Francois Fillon or Alain Juppe, both candidates have now cast their ballots, and now it’s up to France to choose who it wants to represent Les Republicains.
Francois Fillon or Alain Juppe, both candidates have now cast their ballots, and now it’s up to France to choose who it wants to represent Les Republicains. Whoever wins the second round of the centre-right’s primary run-off is likely to challenge far-right candidate Marine Le Pen.
Early turnout figures show participation is 10-15% higher than the first round.
Opinion polls peg Francois Fillon as the favourite heading into the race. He has positioned himself more right of the centre, calling for radical economic reforms, as well as limits to adoption for same-sex couples.

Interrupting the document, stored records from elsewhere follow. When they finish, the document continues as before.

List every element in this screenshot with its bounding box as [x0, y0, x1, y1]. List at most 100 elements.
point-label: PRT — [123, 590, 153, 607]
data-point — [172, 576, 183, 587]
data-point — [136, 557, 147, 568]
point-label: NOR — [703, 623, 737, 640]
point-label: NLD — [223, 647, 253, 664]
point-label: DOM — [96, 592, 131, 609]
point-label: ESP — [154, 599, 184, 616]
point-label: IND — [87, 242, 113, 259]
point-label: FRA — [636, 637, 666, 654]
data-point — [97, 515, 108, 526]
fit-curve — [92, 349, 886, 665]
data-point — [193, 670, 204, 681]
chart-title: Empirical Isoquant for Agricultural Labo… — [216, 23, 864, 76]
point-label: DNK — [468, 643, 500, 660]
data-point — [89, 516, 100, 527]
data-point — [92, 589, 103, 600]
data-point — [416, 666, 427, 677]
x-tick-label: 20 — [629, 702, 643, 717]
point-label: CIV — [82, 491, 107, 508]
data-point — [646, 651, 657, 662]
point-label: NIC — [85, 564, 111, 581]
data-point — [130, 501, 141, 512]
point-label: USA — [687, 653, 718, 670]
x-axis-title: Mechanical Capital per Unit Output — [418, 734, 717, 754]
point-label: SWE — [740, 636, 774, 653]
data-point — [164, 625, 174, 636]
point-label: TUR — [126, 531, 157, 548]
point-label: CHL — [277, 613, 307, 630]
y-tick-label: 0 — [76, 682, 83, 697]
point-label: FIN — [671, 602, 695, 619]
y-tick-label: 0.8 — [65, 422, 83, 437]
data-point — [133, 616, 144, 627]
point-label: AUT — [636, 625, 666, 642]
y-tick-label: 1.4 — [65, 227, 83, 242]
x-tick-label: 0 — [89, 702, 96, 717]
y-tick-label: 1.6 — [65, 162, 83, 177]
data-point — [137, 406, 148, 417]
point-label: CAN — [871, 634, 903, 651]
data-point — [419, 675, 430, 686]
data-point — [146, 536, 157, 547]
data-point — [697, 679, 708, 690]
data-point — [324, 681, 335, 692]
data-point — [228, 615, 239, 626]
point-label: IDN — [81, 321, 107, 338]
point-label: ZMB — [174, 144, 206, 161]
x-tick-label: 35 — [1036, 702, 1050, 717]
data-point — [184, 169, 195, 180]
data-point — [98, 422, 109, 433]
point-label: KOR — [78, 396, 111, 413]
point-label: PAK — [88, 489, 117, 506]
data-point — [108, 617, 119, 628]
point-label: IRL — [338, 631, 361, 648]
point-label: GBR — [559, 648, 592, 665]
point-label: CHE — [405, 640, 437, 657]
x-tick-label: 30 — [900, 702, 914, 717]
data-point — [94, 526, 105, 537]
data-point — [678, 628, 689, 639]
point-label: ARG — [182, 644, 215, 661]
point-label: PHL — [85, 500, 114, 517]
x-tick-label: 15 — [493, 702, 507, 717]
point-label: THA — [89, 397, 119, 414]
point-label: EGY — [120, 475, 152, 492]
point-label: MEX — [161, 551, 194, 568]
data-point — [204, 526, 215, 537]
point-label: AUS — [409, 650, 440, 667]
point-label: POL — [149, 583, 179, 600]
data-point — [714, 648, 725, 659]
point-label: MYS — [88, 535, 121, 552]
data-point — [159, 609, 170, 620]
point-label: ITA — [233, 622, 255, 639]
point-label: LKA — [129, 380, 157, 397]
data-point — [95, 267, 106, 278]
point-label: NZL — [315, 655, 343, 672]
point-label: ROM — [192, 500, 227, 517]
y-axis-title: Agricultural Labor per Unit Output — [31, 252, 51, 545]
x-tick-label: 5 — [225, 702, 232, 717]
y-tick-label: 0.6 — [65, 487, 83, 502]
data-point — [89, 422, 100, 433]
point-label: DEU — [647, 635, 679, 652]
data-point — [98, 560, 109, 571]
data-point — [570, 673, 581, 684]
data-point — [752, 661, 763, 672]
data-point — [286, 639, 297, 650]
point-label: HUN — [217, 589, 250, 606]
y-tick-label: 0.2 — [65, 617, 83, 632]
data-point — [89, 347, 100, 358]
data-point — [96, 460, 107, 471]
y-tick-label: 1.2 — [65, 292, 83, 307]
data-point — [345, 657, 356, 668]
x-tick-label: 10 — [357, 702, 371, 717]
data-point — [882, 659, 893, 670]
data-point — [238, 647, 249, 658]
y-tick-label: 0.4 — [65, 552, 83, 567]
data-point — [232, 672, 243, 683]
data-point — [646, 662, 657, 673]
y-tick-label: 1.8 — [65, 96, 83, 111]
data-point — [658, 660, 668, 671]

While his rival Alain Juppe has taken a more moderate stance, attacking what he called Fillon’s retrograde vision on the role of women, the family and marriage.
At a polling station in Paris one voter remarked: “The candidate who is going to be elected today, needs to get as many votes as possible to avoid (the) extreme Right Wing.”
“I think that in terms of international issues like Syria and Russia, we need someone solid, someone with stature and competence and a someone with interesting experience,” said another voter.
Once the doors close at polling stations in the early evening, the first results should be known when 20 per cent of the count is in, but more definitive results aren’t expected until midnight.